Anyway, yesterday I saw Alot in the yard, sunning himself on this random cement table-like thing in the garden. I call it table-like because it's small, in front of a bench, but has this weird circular cup in the center. Like I should put a potted plant in it. Only that would be stupid, because then when you sat at the table you'd have a face full of plant.
Oh my god! I know what to do! I need a small palm tree. Because then it would be a face palm!
Hey I'm laughing - and like they say, "laugh and the whole world laughs with you" - so laugh people! I command it!
Ahem, as I was saying... Alot on the table in the garden. But I had NO camera. This was the problem outlined in the previous post. But I am SO DETERMINED to be a wildlife photographer I grabbed my computer and tried to use the built in camera to take the picture.
Somebody is going to point out that I could have popped it into iphoto or picture viewer and flipped the photo around. Yeah, I know that NOW, where were you when I was carefully writing backwards!!

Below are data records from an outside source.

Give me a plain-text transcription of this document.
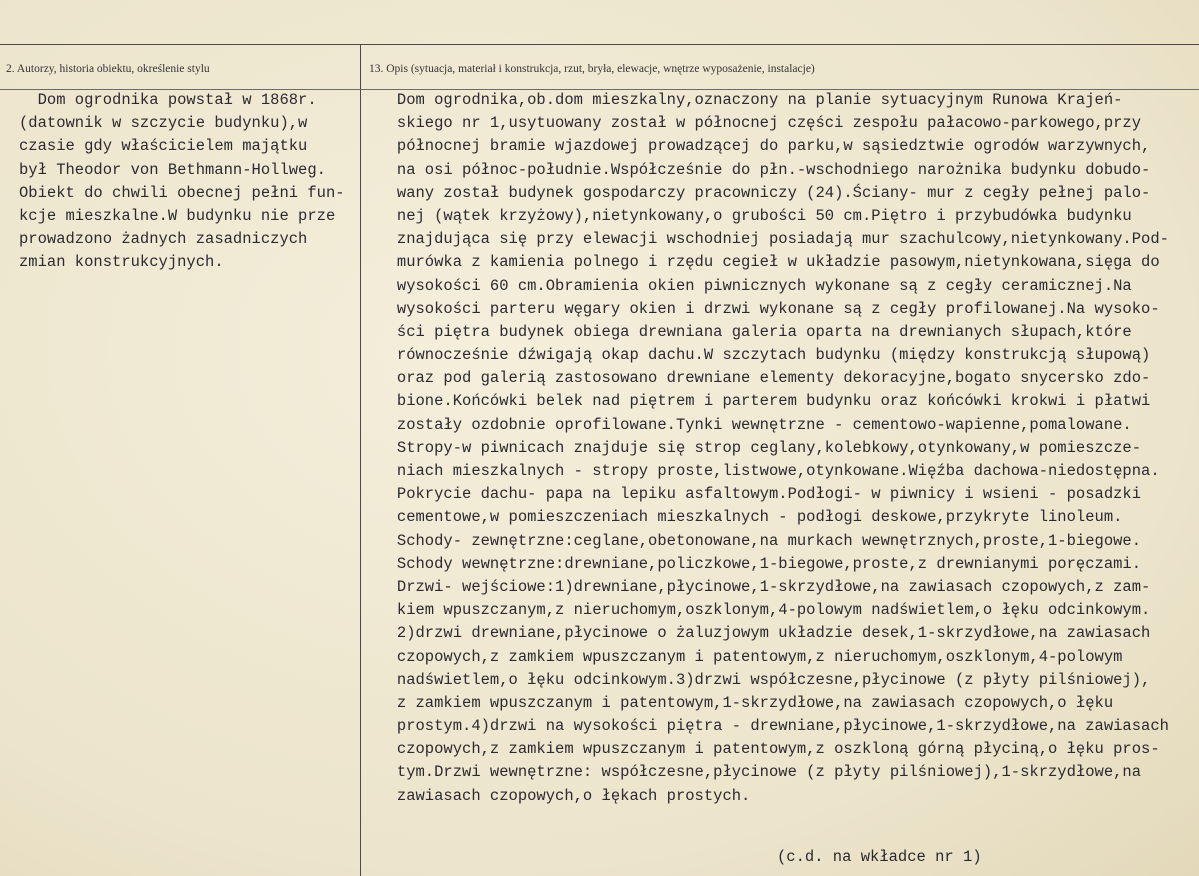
2. Autorzy, historia obiektu, określenie stylu	13. Opis (sytuacja, materiał i konstrukcja, rzut, bryła, elewacje, wnętrze wyposażenie, instalacje)
Dom ogrodnika powstał w 1868r.
(datownik w szczycie budynku),w
czasie gdy właścicielem majątku
był Theodor von Bethmann-Hollweg.
Obiekt do chwili obecnej pełni fun-
kcje mieszkalne.W budynku nie prze
prowadzono żadnych zasadniczych
zmian konstrukcyjnych.
Dom ogrodnika,ob.dom mieszkalny,oznaczony na planie sytuacyjnym Runowa Krajeń-
skiego nr 1,usytuowany został w północnej części zespołu pałacowo-parkowego,przy
północnej bramie wjazdowej prowadzącej do parku,w sąsiedztwie ogrodów warzywnych,
na osi północ-południe.Współcześnie do płn.-wschodniego narożnika budynku dobudo-
wany został budynek gospodarczy pracowniczy (24).Ściany- mur z cegły pełnej palo-
nej (wątek krzyżowy),nietynkowany,o grubości 50 cm.Piętro i przybudówka budynku
znajdująca się przy elewacji wschodniej posiadają mur szachulcowy,nietynkowany.Pod-
murówka z kamienia polnego i rzędu cegieł w układzie pasowym,nietynkowana,sięga do
wysokości 60 cm.Obramienia okien piwnicznych wykonane są z cegły ceramicznej.Na
wysokości parteru węgary okien i drzwi wykonane są z cegły profilowanej.Na wysoko-
ści piętra budynek obiega drewniana galeria oparta na drewnianych słupach,które
równocześnie dźwigają okap dachu.W szczytach budynku (między konstrukcją słupową)
oraz pod galerią zastosowano drewniane elementy dekoracyjne,bogato snycersko zdo-
bione.Końcówki belek nad piętrem i parterem budynku oraz końcówki krokwi i płatwi
zostały ozdobnie oprofilowane.Tynki wewnętrzne - cementowo-wapienne,pomalowane.
Stropy-w piwnicach znajduje się strop ceglany,kolebkowy,otynkowany,w pomieszcze-
niach mieszkalnych - stropy proste,listwowe,otynkowane.Więźba dachowa-niedostępna.
Pokrycie dachu- papa na lepiku asfaltowym.Podłogi- w piwnicy i wsieni - posadzki
cementowe,w pomieszczeniach mieszkalnych - podłogi deskowe,przykryte linoleum.
Schody- zewnętrzne:ceglane,obetonowane,na murkach wewnętrznych,proste,1-biegowe.
Schody wewnętrzne:drewniane,policzkowe,1-biegowe,proste,z drewnianymi poręczami.
Drzwi- wejściowe:1)drewniane,płycinowe,1-skrzydłowe,na zawiasach czopowych,z zam-
kiem wpuszczanym,z nieruchomym,oszklonym,4-polowym nadświetlem,o łęku odcinkowym.
2)drzwi drewniane,płycinowe o żaluzjowym układzie desek,1-skrzydłowe,na zawiasach
czopowych,z zamkiem wpuszczanym i patentowym,z nieruchomym,oszklonym,4-polowym
nadświetlem,o łęku odcinkowym.3)drzwi współczesne,płycinowe (z płyty pilśniowej),
z zamkiem wpuszczanym i patentowym,1-skrzydłowe,na zawiasach czopowych,o łęku
prostym.4)drzwi na wysokości piętra - drewniane,płycinowe,1-skrzydłowe,na zawiasach
czopowych,z zamkiem wpuszczanym i patentowym,z oszkloną górną płyciną,o łęku pros-
tym.Drzwi wewnętrzne: współczesne,płycinowe (z płyty pilśniowej),1-skrzydłowe,na
zawiasach czopowych,o łękach prostych.
(c.d. na wkładce nr 1)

What was I talking about again? Oh yes, Alot. Not really visible in this photo. Note to Apple (© ™ ® and maybe §) - could you all make a zoom feature on your little camera thing? Or you know, send me another digital camera. One with video, cause that's really handy to have when you are at the Dead Sea. In fact, just send me another camera, the Canon PowerShot S90 would be very handy.
I was pondering the options when my husband came home with the camera. Ah! Success! And where the hell were you when I needed to photograph my mostly clean office?
Taking the camera, I began to stalk my prey.
David Attenborough clone, true story). In hiz natif habitats. Ay zee him. He not zee me.
Dis is difficult. De Dane he keeps laffing at my aczent. Ay tells him to zip it. Ay am a highly acomplished vildlife fotografer and he cannot even say veil correctly.
Ah no! He avakes!
I can only assume that the wildlife photographer was brutally maimed and died later of injuries sustained in the field, which is fine since a David Attenborough clone turned up later that day for additional filming. Or maybe it was the clone that maimed the photographer. Clones do that you know.
Or maybe the photo-shoot quickly dissolved into LOLcats.
I'm on yur pedestal. Feel free to wurship me.